If it will help, I would like to contribute my actual experience to the discussion. I have several rental properties spread across three different states – all professionally managed.
For the year 2006, my Net Operating Income was 42.5% of my actual rental income, putting my operating expense at 57.5%. Debt service was 37% of actual rental income. After operating expenses and debt service I am left with 5% cashflow for the year.
I included in my operating expenses everything directly attributed to my rentals that takes money out of my pocket that is not debt service. I also do not include any “overhead” expenses for a home office. Replacement costs, leasing fees, commissions, legal fees, property management fees, repair and maintenance costs, utilities, postage, homeowners association dues, condominium association dues, and pest control are all included in my operating costs.

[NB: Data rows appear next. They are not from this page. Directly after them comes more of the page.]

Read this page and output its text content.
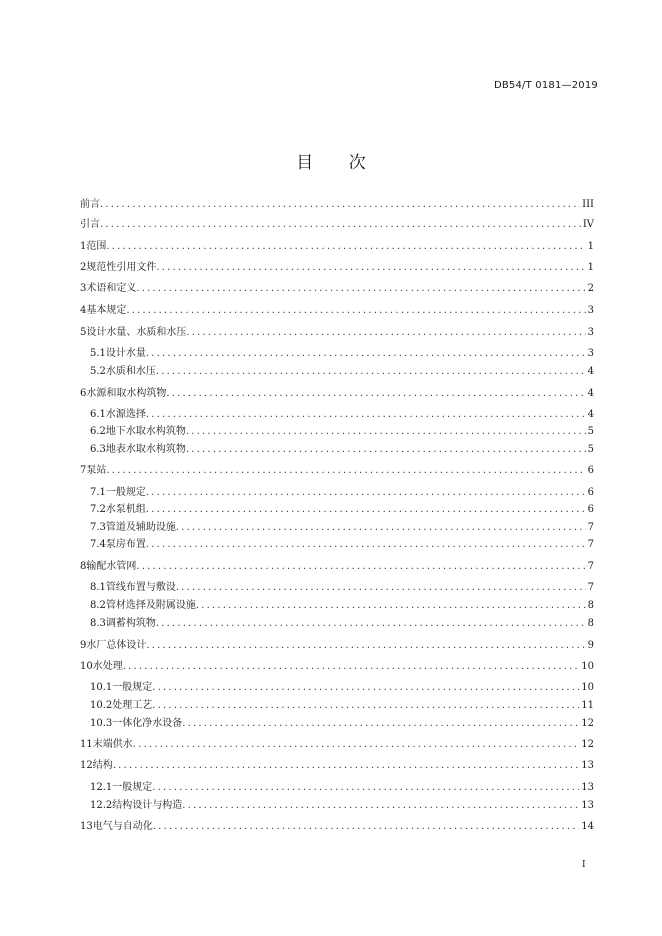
DB54/T 0181—2019
目 次
前言 .....	III
引言 .....	IV
1 范围 .....	1
2 规范性引用文件 .....	1
3 术语和定义 .....	2
4 基本规定 .....	3
5 设计水量、水质和水压 .....	3
5.1 设计水量 .....	3
5.2 水质和水压 .....	4
6 水源和取水构筑物 .....	4
6.1 水源选择 .....	4
6.2 地下水取水构筑物 .....	5
6.3 地表水取水构筑物 .....	5
7 泵站 .....	6
7.1 一般规定 .....	6
7.2 水泵机组 .....	6
7.3 管道及辅助设施 .....	7
7.4 泵房布置 .....	7
8 输配水管网 .....	7
8.1 管线布置与敷设 .....	7
8.2 管材选择及附属设施 .....	8
8.3 调蓄构筑物 .....	8
9 水厂总体设计 .....	9
10 水处理 .....	10
10.1 一般规定 .....	10
10.2 处理工艺 .....	11
10.3 一体化净水设备 .....	12
11 末端供水 .....	12
12 结构 .....	13
12.1 一般规定 .....	13
12.2 结构设计与构造 .....	13
13 电气与自动化 .....	14
I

Vacancy is not included because I used actual income in my calculations. If I am doing a proforma for a property to purchase, I use one month vacancy allowance per year. Contribution to a replacement reserve is not included because I used actual costs in my calculations. If I am doing a proforma for a property to purchase, I allow a replacement reserve amount equal to the average monthly per unit replacement cost for my entire rental portfolio for the previous year.
I think my numbers are typical, though I did have a higher than normal vacancy rate this year because of several new acquisitions. Most years my cash flow is between 10% and 15% of actual rents. I could lower my operating costs by self-managing or by purchasing fewer condos with high association fees. However, I prefer to concentrate on the big picture.
There are three reasons to invest in rental property. I credit Ron Starr for this. He uses the abbreviation CAT for Cash Flow, Appreciation, and Tax Benefits. All three have to be considered in the rental property purchase decision. Basing a purchase decision only on cash flow does not make good business sense if the property is declining in value and will be sold at a tax loss.
Rental property ownership is a SLOW road to wealth, but over the past 25 years, my 10% cash flow and property appreciation have made me a millionaire a couple times over. Tax benefits such as depreciation expense and tax deferred 1031 exchanges are just a bonus. The payday came for me when I retired at 49 years of age, my unearned income more than covers all my lifestyle costs, and my tenants keep "buying’ my properties for me.